LHC Tunnel

LHC Tunnel

Sunday, 29 November 2015

Our cloud in Kilo


Following on from previous upgrades, CERN migrated the OpenStack cloud to Kilo during September to November. Along with the bug fixes, we are planning on exploiting the significant number of new features, especially as related to performance tuning. The overall cloud architecture was covered at the Tokyo OpenStack summit video https://www.openstack.org/summit/tokyo-2015/videos/presentation/unveiling-cern-cloud-architecture.

As the LHC continues to run 24x7, these upgrades were done while the cloud was running and virtual machines were untouched.

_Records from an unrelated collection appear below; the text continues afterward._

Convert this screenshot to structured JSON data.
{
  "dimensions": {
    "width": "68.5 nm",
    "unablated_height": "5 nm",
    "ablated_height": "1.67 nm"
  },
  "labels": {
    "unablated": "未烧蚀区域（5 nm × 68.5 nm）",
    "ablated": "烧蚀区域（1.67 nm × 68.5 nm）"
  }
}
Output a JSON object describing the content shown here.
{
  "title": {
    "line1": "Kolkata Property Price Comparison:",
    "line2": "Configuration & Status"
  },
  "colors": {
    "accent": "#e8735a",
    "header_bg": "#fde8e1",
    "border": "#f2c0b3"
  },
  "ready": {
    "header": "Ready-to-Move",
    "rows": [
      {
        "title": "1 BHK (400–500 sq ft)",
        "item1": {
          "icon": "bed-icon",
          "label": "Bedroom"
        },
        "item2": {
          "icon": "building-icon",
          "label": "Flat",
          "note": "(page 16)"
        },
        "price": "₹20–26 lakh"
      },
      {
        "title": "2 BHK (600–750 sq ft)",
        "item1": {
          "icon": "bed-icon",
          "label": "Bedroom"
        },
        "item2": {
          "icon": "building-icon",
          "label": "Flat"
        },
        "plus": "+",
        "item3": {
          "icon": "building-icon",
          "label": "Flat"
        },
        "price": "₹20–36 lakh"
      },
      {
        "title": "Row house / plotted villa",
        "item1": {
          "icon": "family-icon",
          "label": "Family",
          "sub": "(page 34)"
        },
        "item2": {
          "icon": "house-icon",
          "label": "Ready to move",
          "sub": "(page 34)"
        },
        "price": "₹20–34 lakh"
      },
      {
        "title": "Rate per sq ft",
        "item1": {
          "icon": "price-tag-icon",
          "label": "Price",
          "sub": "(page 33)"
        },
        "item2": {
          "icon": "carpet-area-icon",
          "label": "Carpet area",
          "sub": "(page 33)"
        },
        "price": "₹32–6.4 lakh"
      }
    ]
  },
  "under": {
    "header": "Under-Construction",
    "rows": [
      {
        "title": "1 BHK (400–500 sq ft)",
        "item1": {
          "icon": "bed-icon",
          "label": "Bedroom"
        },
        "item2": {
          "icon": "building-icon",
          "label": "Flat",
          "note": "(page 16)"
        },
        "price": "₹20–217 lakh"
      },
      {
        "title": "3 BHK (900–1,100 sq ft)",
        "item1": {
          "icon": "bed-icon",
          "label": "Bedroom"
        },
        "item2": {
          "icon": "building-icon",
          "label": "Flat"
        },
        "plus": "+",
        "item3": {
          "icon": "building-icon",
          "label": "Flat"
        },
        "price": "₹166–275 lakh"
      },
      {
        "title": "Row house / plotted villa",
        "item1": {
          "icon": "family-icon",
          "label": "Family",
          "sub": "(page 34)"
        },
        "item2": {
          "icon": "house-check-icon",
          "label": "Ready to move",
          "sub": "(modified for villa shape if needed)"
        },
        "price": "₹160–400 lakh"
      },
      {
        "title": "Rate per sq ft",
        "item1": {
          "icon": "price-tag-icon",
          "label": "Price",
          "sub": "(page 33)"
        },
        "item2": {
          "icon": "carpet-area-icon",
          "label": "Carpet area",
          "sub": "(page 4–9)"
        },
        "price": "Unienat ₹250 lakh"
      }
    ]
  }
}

Previous upgrades have been described as below
The staged approach was used again. While most of the steps went smoothly, a few problems were encountered.
  • Cinder - we encountered the bug https://bugs.launchpad.net/cinder/+bug/1455726 which led to a foreign key error. The cause appears to be related to UTF8. The patch (https://review.openstack.org/#/c/183814/) was not completed so did not get included into the release. More details at the thread at http://lists.openstack.org/pipermail/openstack/2015-August/013601.html.
  • Keystone - one of the configuration parameters for caches had changed syntax and this was not reflected in the configuration generated by Puppet. The symptoms were high load on the Keystone servers since caching was not enabled.
  • Glance - given the rolling upgrade on Glance, we took advantage of having virtualised the majority of the Glance server pool. This allows new resources to be brought online with a Juno configuration and the old ones deleted.
  • Nova - we upgraded the control plane services along with the QA compute nodes. With the versioned objects, we could stage the migration of the thousands of compute nodes so that we did not need to do all the updates at once. Puppet looked after the appropriate deployments of the RPMs.
    • Following the upgrade, we had an outage of the metadata service for the OpenStack specific metadata. The EC2 metadata works fine. This is a cells related issue and we'll create a bug/blueprint for the fix.
    • The VM resize functions are giving errors during the execution. We're tracking this with the upstream developers.
    • We wanted to use the latest Nova NUMA features. We encountered a problem with cells and this feature, although it worked well in a non-cells cloud. This is being tracked in https://bugs.launchpad.net/nova/+bug/1517006. We will use the new features for performance optimisation once these problems are resolved.
    • The dynamic migration of flavors was only partially successful. With the cells database having the flavors data in two places, the migration needed to be done simultaneously. We resolved this by forcing the migration of the flavors to the new endpoint,
    • The handling of ephemeral drives in Kilo seems to be different from Juno. The option default_ephemeral_format now defaults to vfat, rather than ext3. The aim seems to have been to give vfat to Windows and ext4 to Linux but our environment does not follow this. This was reported by Nectar but we could not find any migration advice in the Kilo release notes. We have set the default to ext3 while we are working out the migration implications.
    • We're also working through a scaling problem for our most dynamic cells at https://bugs.launchpad.net/nova/+bug/1524114. Here all VMs are being queried by the scheduler, not just the active ones. Since we create/delete hundreds of VMs an hour, there are large volumes of deleted VMs which made one query take longer than expected.
Catching these cases with cells early is part of the work for the scope of the the Cell V2 project at https://wiki.openstack.org/wiki/Nova-Cells-v2 to which we are contributing along with the BARC centre in Mumbai so that the cells configuration becomes the default (with only a single cell) and the upstream test cases are enhanced to validate  the multi cell configuration.

As some of the hypervisors are still running Scientific Linux 6, we used the approach from GoDaddy to package the components using software collections. Details are available at https://github.com/krislindgren/openstack-venv-cent6. We used this for nova and ceilometer which are the agents installed on the hypervisors. The controllers were upgraded to CentOS 7 as part of the upgrade to Kilo.

Overall, getting to Kilo enables new features and includes bug fixes to reduce administration effort. Keeping up with new releases requires careful planning and sharing upstream activities such as the Puppet modules but has proven to be the best approach. With many of the CERN OpenStack team in the summit in Tokyo, we did not complete the upgrade before Liberty was released but this has been completed soon afterwards.

With the Kilo base in production, we are now ready to start work on the Nova network to Neutron migration, deployment of the new EC2 API project and enabling Magnum for container native applications.